ECLI:NL:CRVB:2020:2520

Centrale Raad van Beroep

Datum uitspraak
19 oktober 2020
Publicatiedatum
20 oktober 2020
Zaaknummer
18/5887 PW
Instantie
Centrale Raad van Beroep
Type
Uitspraak
Rechtsgebied
Bestuursrecht; Socialezekerheidsrecht
Procedures
  • Hoger beroep
Rechters
Vindplaatsen
  • Rechtspraak.nl
AI samenvatting door LexboostAutomatisch gegenereerd

Afwijzing aanvraag om bijstand door niet verschijnen op oproepen en onduidelijke woonsituatie

In deze zaak gaat het om een hoger beroep tegen de uitspraak van de rechtbank Amsterdam, waarin de aanvraag om bijstand van appellant is afgewezen. Appellant had op 20 oktober 2017 een aanvraag ingediend op grond van de Participatiewet, met als beoogde ingangsdatum 5 juli 2017. Hij vermeldde een adres waar hij tijdelijk zou verblijven, maar gaf aan dat hij op een ander adres woonde. De gemeente Amsterdam heeft vervolgens onderzoek gedaan naar zijn woon- en leefsituatie, omdat er twijfels bestonden over zijn verblijf op het opgegeven adres. Appellant is niet verschenen op de uitnodigingen voor gesprekken met de gemeente en heeft geen opgave van zijn verblijfadressen overgelegd. Hierdoor kon niet worden vastgesteld of hij in bijstandbehoevende omstandigheden verkeerde.

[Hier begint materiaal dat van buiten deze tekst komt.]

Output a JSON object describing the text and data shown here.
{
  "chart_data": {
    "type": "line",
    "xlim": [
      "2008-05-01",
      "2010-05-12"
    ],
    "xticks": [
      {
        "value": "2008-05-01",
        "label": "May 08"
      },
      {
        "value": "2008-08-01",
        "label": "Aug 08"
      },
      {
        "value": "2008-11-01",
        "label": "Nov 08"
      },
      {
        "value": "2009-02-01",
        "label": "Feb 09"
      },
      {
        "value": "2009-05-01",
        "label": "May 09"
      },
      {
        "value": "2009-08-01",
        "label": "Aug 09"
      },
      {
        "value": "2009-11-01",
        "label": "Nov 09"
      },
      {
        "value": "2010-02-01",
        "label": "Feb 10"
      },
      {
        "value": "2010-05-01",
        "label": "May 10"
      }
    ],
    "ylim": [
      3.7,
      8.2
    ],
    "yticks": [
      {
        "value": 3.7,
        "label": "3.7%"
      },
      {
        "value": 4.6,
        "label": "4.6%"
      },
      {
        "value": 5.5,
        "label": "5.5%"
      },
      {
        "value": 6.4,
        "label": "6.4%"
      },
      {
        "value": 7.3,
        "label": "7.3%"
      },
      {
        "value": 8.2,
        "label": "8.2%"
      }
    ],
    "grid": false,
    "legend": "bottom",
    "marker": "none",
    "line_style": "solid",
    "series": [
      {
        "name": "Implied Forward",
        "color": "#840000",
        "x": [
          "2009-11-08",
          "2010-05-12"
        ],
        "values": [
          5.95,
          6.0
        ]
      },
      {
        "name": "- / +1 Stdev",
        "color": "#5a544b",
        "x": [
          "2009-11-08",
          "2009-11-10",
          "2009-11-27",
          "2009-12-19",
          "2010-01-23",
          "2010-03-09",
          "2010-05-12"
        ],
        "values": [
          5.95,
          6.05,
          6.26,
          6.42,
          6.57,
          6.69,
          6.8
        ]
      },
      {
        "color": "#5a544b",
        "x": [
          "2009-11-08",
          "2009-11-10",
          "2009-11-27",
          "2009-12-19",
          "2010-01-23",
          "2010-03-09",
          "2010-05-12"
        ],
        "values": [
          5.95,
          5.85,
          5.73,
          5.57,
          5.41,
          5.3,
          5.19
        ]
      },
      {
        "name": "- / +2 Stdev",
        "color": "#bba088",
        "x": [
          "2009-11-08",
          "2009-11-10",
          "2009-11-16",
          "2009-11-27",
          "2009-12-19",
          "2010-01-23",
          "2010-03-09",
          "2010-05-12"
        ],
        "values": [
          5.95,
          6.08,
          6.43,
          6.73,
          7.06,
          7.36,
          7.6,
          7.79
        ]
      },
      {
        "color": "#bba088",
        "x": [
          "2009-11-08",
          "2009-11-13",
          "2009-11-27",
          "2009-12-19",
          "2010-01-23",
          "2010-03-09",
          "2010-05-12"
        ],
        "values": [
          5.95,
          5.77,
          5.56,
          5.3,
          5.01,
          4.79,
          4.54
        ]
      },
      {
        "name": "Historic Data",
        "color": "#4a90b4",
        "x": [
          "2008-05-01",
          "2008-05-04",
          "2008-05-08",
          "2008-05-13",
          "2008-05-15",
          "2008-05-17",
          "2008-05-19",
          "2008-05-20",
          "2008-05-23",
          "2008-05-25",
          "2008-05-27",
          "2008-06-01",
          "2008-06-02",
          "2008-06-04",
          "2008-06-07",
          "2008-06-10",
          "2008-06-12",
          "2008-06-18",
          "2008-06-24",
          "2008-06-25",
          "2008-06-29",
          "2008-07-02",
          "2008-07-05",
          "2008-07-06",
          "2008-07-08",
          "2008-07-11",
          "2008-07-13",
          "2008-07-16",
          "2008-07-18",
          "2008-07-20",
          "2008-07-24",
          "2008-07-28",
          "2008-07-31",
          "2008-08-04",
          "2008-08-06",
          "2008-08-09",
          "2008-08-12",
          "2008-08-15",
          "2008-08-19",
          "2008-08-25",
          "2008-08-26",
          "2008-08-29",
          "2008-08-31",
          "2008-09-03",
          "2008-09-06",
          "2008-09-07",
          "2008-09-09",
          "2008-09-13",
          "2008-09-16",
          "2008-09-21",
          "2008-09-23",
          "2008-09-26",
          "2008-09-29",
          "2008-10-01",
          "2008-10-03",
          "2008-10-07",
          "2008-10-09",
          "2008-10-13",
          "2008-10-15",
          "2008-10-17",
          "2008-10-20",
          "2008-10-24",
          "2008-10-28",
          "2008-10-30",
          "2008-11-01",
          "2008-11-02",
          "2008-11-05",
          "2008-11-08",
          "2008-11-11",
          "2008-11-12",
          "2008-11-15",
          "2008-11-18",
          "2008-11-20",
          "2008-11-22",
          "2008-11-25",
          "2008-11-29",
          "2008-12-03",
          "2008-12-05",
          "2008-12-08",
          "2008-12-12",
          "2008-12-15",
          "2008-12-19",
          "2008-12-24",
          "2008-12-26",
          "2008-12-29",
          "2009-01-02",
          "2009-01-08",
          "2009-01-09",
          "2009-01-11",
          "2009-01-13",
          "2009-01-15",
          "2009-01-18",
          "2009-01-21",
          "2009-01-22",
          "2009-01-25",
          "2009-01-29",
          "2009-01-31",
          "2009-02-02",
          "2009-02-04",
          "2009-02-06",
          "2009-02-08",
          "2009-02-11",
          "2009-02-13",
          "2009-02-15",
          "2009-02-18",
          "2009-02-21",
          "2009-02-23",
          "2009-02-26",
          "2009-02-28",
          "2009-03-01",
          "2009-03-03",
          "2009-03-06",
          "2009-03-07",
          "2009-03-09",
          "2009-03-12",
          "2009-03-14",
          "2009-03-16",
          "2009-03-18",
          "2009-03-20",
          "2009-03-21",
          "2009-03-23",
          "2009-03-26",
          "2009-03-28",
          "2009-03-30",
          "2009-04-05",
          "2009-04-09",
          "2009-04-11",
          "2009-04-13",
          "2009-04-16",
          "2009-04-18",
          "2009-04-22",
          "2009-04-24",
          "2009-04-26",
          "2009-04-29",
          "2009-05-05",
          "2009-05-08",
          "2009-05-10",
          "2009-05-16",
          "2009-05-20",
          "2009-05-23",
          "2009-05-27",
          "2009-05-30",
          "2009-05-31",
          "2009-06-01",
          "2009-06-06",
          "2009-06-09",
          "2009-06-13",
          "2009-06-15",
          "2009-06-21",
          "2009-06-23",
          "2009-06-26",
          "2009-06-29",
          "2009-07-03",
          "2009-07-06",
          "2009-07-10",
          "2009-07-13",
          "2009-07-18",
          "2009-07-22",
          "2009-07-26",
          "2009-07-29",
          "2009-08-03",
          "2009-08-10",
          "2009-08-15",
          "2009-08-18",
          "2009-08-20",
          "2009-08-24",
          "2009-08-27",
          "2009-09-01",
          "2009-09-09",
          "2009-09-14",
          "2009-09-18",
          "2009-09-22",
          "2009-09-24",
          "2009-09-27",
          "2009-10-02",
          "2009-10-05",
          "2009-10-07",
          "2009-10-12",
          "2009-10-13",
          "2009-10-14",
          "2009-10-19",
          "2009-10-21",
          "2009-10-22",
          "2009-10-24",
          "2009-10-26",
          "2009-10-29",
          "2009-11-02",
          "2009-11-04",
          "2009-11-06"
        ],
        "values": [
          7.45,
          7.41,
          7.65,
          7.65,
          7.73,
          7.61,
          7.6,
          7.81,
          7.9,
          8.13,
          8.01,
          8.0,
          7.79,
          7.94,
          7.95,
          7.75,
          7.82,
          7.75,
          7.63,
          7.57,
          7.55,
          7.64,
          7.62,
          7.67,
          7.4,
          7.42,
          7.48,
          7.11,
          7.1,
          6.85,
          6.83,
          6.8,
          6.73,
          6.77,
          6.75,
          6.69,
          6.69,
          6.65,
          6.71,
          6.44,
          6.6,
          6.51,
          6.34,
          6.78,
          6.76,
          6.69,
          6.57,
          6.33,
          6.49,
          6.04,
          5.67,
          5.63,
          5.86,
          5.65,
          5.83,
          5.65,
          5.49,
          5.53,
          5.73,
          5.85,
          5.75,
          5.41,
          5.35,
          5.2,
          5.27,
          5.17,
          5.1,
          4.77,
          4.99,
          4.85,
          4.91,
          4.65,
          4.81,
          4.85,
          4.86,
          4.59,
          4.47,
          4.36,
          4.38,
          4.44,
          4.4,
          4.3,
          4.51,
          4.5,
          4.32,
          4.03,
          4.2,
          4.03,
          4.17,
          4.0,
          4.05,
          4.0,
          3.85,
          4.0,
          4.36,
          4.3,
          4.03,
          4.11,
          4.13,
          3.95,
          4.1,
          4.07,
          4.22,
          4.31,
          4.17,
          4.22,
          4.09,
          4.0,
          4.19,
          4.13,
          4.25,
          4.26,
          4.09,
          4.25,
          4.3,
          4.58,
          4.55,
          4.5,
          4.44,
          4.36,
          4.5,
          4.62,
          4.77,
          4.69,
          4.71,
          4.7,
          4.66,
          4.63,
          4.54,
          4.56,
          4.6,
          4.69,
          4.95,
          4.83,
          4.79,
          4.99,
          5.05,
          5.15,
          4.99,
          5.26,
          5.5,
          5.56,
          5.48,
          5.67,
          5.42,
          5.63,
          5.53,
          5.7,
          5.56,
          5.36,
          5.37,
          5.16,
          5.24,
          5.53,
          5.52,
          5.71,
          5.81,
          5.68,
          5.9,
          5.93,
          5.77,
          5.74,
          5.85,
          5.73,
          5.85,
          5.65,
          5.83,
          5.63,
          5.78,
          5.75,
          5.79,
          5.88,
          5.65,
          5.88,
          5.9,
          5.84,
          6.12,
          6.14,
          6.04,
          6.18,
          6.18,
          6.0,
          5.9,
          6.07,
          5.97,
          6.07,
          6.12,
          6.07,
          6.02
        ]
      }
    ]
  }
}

De Centrale Raad van Beroep oordeelt dat appellant niet heeft voldaan aan zijn medewerkingsverplichting, wat een grond vormt voor de afwijzing van zijn aanvraag. De Raad bevestigt dat het aan appellant is om de nodige duidelijkheid te verschaffen over zijn woonsituatie. De Raad concludeert dat de gemeente geen verplichting had om appellant door te verwijzen naar het Daklozenloket, aangezien hij een reguliere aanvraag om bijstand had ingediend en op een adres stond ingeschreven. De terugvordering van de verstrekte voorschotten wordt eveneens bevestigd, omdat appellant geen zelfstandige gronden heeft aangevoerd tegen deze terugvordering. De uitspraak van de rechtbank wordt bevestigd.

Uitspraak

18 5887 PW

Centrale Raad van Beroep
Enkelvoudige kamer
Datum uitspraak: 19 oktober 2020
Uitspraak op het hoger beroep tegen de uitspraak van de rechtbank Amsterdam van 5 oktober 2018, 18/3416 (aangevallen uitspraak)
Partijen:
[appellant] te [woonplaats] (appellant)
het college van burgemeester en wethouders van Amsterdam (college)

PROCESVERLOOP

Namens appellant heeft mr. B.C.F. Kramer, advocaat, hoger beroep ingesteld.
Het college heeft een verweerschrift ingediend.
Het onderzoek ter zitting heeft plaatsgevonden op 7 september 2020. Namens appellant is verschenen mr. Kramer. Het college heeft zich laten vertegenwoordigen door mr. H.H.J. ten Hoope.

OVERWEGINGEN

1. De Raad gaat uit van de volgende in dit geding van belang zijnde feiten en omstandigheden.
1.1.
Op 20 oktober 2017 heeft appellant een aanvraag om bijstand ingediend op grond van de Participatiewet met als beoogde ingangsdatum 5 juli 2017, de datum waarop zijn uitkering op grond van de Ziektewet is beëindigd. Appellant heeft bij zijn aanvraag als adres X te [woonplaats] vermeld (opgegeven adres), op welk adres hij sinds 5 oktober 2017 in de Basisregistratie Personen (BRP) staat ingeschreven. Hij heeft vermeld op dit adres een kamer te huren voor een bedrag van € 400,- per maand. Daarnaast heeft hij vermeld zich tijdelijk op dit adres te kunnen inschrijven, maar op een ander adres te wonen.
1.2.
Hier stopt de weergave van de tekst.